New research presented at ACR Convergence, the American College Rheumatology’s annual meeting, reveals that romosozumab, an osteoporosis drug, produces substantial gains in bone mineral density in the hip and lumbar spine within one year, and that transitioning patients to a potent antiresorptive drug can lead to even more bone density gains (ABSTRACT #1973).
Osteoporosis results from a loss of bone mass, measured as bone mineral density (BMD), and from a change in bone structure. Many factors will raise your risk of developing osteoporosis and breaking a bone. Bone is living tissue that is in a constant state of regeneration. The body removes old bone (called bone resorption) and replaces it with new bone (bone formation).
Earlier studies have shown that another bone building medication, teriparatide, which stimulates both bone formation and bone breakdown, boosts BMD in both the spine and hip when used first, followed by an antiresorptive drug. However, when antiresorptive drugs are given first, particularly bisphosphonates, such as alendronate, and denosumab, the effect of teriparatide is different, and a patient’s BMD may decline in their hips.
To find out more about how romosozumab may be given in sequence with different antiresorptive drugs, researchers launched this new study that reviewed results from four recent, large-scale trials.
“Romosozumab exerts a unique mechanism of action on bone tissue. It increases bone formation and decreases bone resorption. When it’s given as initial therapy for one year, followed by an antiresorptive medication such as alendronate or densosumab, the treatment sequence significantly increases BMD and reduces fracture risk compared to both placebo and alendronate treatment,” says the study’s co-author, Felicia Cosman, MD, professor of medicine at Columbia University College of Physician and Surgeons in New York City. “This study was designed to determine if, despite the different mechanism of action for romosozumab versus teriparatide, the effect on BMD would be different when romosozumab was given as the second treatment, after an antiresorptive medication, compared to using romosozumab first.”
The researchers found that osteoporosis patients had noticeably different results when romosozumab was administered first, rather than after, an antiresorptive treatment. In the two studies where romosozumab was given first, over the year of romosozumab treatment, patients’ total hip BMD increased 6% in one study and 6.2% in the other. In contrast, when they took alendronate first, the total hip BMD increased only 2.9% with romosozumab treatment.

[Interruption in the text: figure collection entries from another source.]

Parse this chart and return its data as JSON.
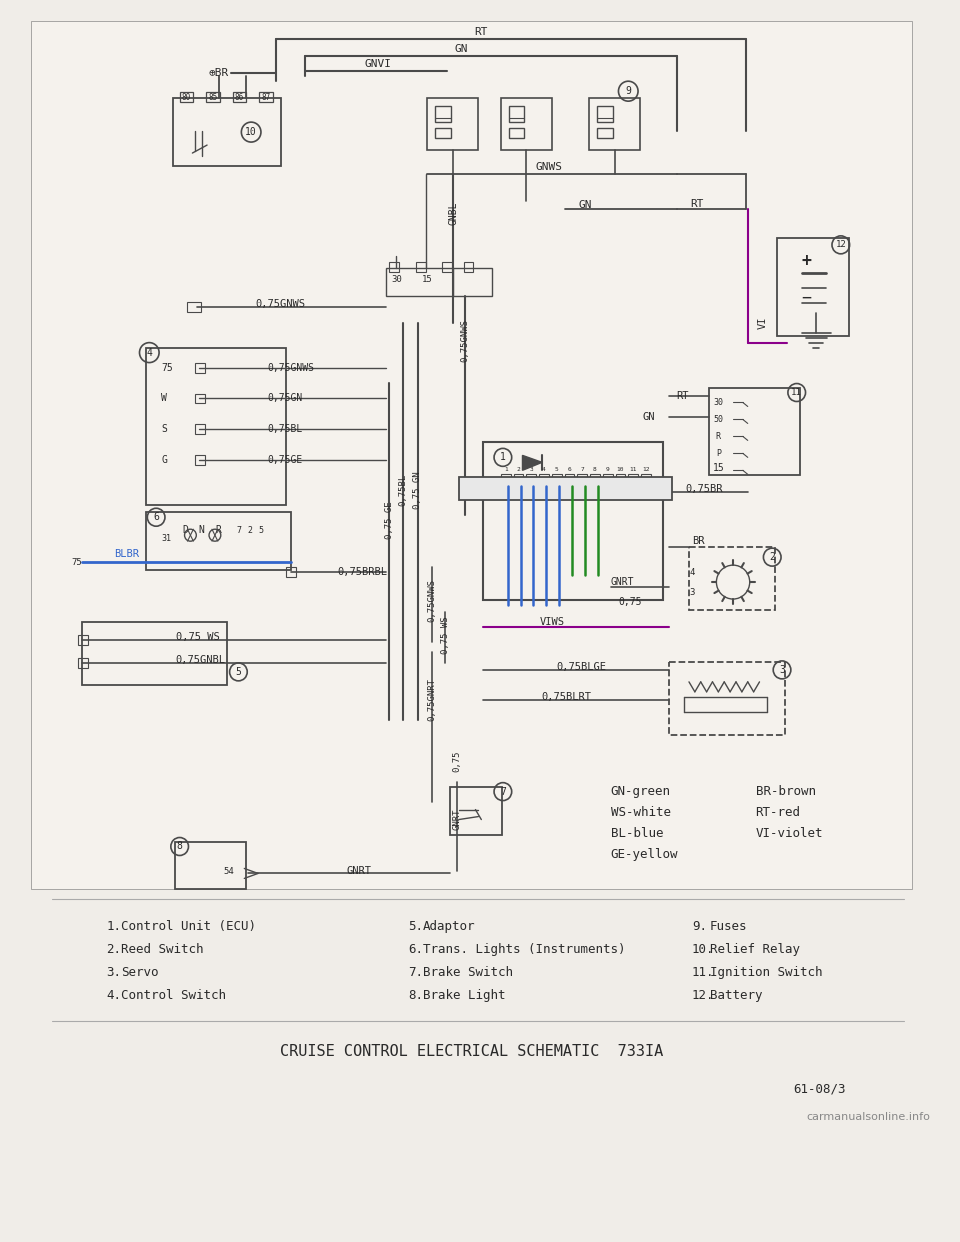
{
  "bg_color": "#f0ede8",
  "line_color": "#4a4a4a",
  "title": "CRUISE CONTROL ELECTRICAL SCHEMATIC  733IA",
  "page_ref": "61-08/3",
  "watermark": "carmanualsonline.info",
  "color_legend": [
    [
      "GN-green",
      "BR-brown"
    ],
    [
      "WS-white",
      "RT-red"
    ],
    [
      "BL-blue",
      "VI-violet"
    ],
    [
      "GE-yellow",
      ""
    ]
  ],
  "legend_items": [
    [
      "1.",
      "Control Unit (ECU)",
      "5.",
      "Adaptor",
      "9.",
      "Fuses"
    ],
    [
      "2.",
      "Reed Switch",
      "6.",
      "Trans. Lights (Instruments)",
      "10.",
      "Relief Relay"
    ],
    [
      "3.",
      "Servo",
      "7.",
      "Brake Switch",
      "11.",
      "Ignition Switch"
    ],
    [
      "4.",
      "Control Switch",
      "8.",
      "Brake Light",
      "12.",
      "Battery"
    ]
  ],
  "blue_wire_color": "#3366cc",
  "green_wire_color": "#228B22",
  "dark_line": "#2a2a2a"
}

When denosumab was given first, the total hip BMD increased only 0.9% with romosozumab administration.
Over two years, when romosozumab was followed by alendronate, the 2-year total hip BMD gain was 7.1% and when romosozumab was followed by denosumab, the 2-year total hip BMD gain was 8.5%. In contrast, with the inverse sequence, when denosumab was given first, followed by romosozumab, the 2-year total hip BMD gain was less than half—only 3.8%.
What about the effect of different treatment sequences on bone density in the lumbar spine? The researchers found similar results here. Over one year, when romosozumab was given first, patients’ spine BMD increased 13.7% in one study and 13.1% in the other. When romosozumab was given after alendronate, lumbar spine BMD gain was 9.8%. When romosozumab was given after denosumab, the spine BMD gain was only 5.3%.
Similarly, over two years, when romosozumab was followed by alendronate, two-year spine BMD gain was 15.2%, and when romosozumab was followed by denosumab, two-year spine BMD gain was 16.6%. When denosumab was followed by romosozumab, two-year spine BMD gain was lower, at 11.5%.
Because women who have had recent or multiple fractures in adulthood are at very high risk for more, this data could help both osteoporosis patients and their doctors make more effective preventive treatment choices, says Dr. Cosman.